I started doing research during the summer before my Freshman year through the NASA Summer Undergraduate Research Program. I found out about that opportunity through the NASA Space Grant Scholarship. Classes become much more compelling as a result of participating in research. With every new topic in class, you get to think about how you can apply it to your project, or how it gives you a better understanding of the difficult topics that underlie your research.

What advice would you give to other student?

The Electrical Engineering Department has a web site that lists current research projects open to undergraduates; there are a lot of groups actively seeking students with specific skill sets. You'll almost certainly be able to get credit for it, and often a stipend.

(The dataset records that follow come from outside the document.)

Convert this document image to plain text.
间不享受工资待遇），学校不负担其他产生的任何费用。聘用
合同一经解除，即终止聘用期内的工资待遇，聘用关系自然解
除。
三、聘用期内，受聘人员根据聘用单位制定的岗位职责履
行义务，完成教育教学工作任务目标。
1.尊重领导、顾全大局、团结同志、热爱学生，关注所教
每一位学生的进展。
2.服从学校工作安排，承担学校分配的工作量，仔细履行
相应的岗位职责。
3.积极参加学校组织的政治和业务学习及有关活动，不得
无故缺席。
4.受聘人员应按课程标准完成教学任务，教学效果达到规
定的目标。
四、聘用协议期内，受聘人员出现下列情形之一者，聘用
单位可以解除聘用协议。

If there's a project you're really interested in, though, I would recommend emailing the professor and expressing that interest. In most cases, you can learn the skills necessary to contribute to the group. However, motivation and genuine interest in the project are difficult to learn, so professors love students who come with both.

Future Plans

I intend to go to graduate school and earn a Ph.D. in Electrical Engineering. I'm particularly interested in studying the design and control of useful, mass-market robots. After graduate school, I want to work in industry, ideally starting my own research-based company.


I would like to thank Professor Eric Klavins for his commitment to me over the past two years; his support underlies most of my successes here at UW.

Awards and Honors

  • Goldwater Nominee, 2007-2008
  • Research Fellow for Advanced Undergraduates, 2006-2007
  • Mary Gates Research Scholar, 2004-2005, 2005-2006


  • Undergraduate Research Symposium, 2005, 2006
  • Sigma Xi Undergraduate Research Conference, 2006


  • International Conference on Robotics and Automation '07 (pending review). Heterogeneous Leg Stiffness and Roll in Dynamic Running. Samuel Burden, Jonathan Clark, and Joel Weingarten
  • Robotics: Science and Systems '06. Optimal Rules for Programmed Stochastic Self-Assembly. Eric Klavins, Nils Napp, and Samuel Burden.
  • International Conference on Robotics and Automation '06. The Statistical Dynamics of Programmed Self-Assembly. Eric Klavins, Nils Napp, and Samuel Burden.
  • International Conference on Intelligent Robots and Systems '05. Programmable Parts: A Demonstration of the Grammatical Approach to Self-Assembly. J. Bishop, S. Burden, E. Klavins, R. Kreisberg, W. Malone, N. Napp, and T. Nguyen.